When reporting on a test of Japanese fish catches last June, the Straight said: “All of these catches exceed Japan’s 100 Bq/kg ceiling for cesium in food, but none would have surpassed Canada’s much higher ceiling, which is 1,000 Bq/kg.
Kendall replied that: “The Japanese are now using an action level for radioactivity in food that is one tenth of the international, Codex Alimentarius level (100 vs 1000 Bq/Kg). They have done this to reassure consumers and customers of their diligence and their product safety. To turn this around and talk about the percentage of samples exceeding the Japanese action level, as being proof of dangerous levels, is disingenuous at best.”
Another story in the magazine said that, “Some migratory B.C. salmon stray into Japanese waters or could traverse a vast mass of radioactive water — now slowly making its way eastward across the Pacific — which is expected to reach the North American west coast by 2017.” Kendall replied that the notion of a mass of radioactivity crossing the Pacific and hitting the North American west coast at some point in the future is absurd, because radioactive isotopes would not hang together in a pool any more than a puddle of dye would.
Others doubt the likelihood of the last scenario too. “I’ve talked to lots of fishermen and the issue of radiation never came up,” said Maurice Cardinal, business development director of the B.C. Salmon Marketing Council. The salmon that B.C. fishermen do catch come down the coast from Russian by way of Alaska, he added. The longest salmon trip is roughly 8,000 kilometers total and “it would be a stretch to think they would ever go near Japan.”
Kendall’s plea to feds
Last June, in yet another attempt to allay public concerns, B.C.’s provincial health officer privately asked federal officials to test migrating salmon and tuna for possible radiation after the quake.

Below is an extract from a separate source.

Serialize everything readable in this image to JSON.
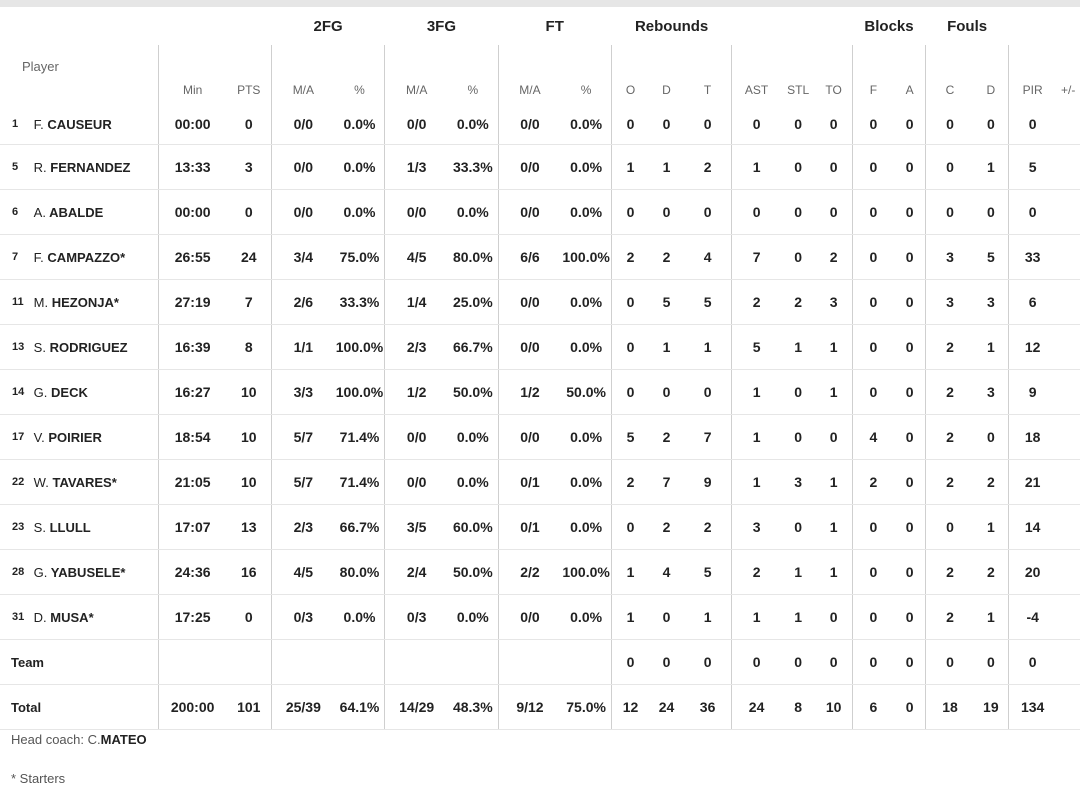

But the federal government declined his request, calling it unnecessary because very little radiation had been found in fish reaching Canada to date and many other kinds of monitoring were ongoing.
In making his plea, Kendall wrote to Robin Brown at the federal fisheries department’s institute in Sidney, B.C., on June 4, 2012. (The letter was obtained by The Tyee through the freedom of information law.)
“We would not send same letter today,” deputy provincial health officer Eric Young told The Tyee last December. “We are happy with their response, and much more reassured then we were at that time.”
Among the many reasons, Young said at that time, is that Washington State monitors salmon (posting the results online) and all have been found safe so far, and his office is also part of a joint provincial-federal-American scientific fish-monitoring group that meets each month.
But last month, Young’s office appeared to reverse itself a second time, telling The Tyee that, due to “continuing misinformation on the internet,” it would yet again ask that new fish testing be done later in 2013. “The reason for that is the continuing misinformation about risk that one finds on the internet related to possible contamination,” he said.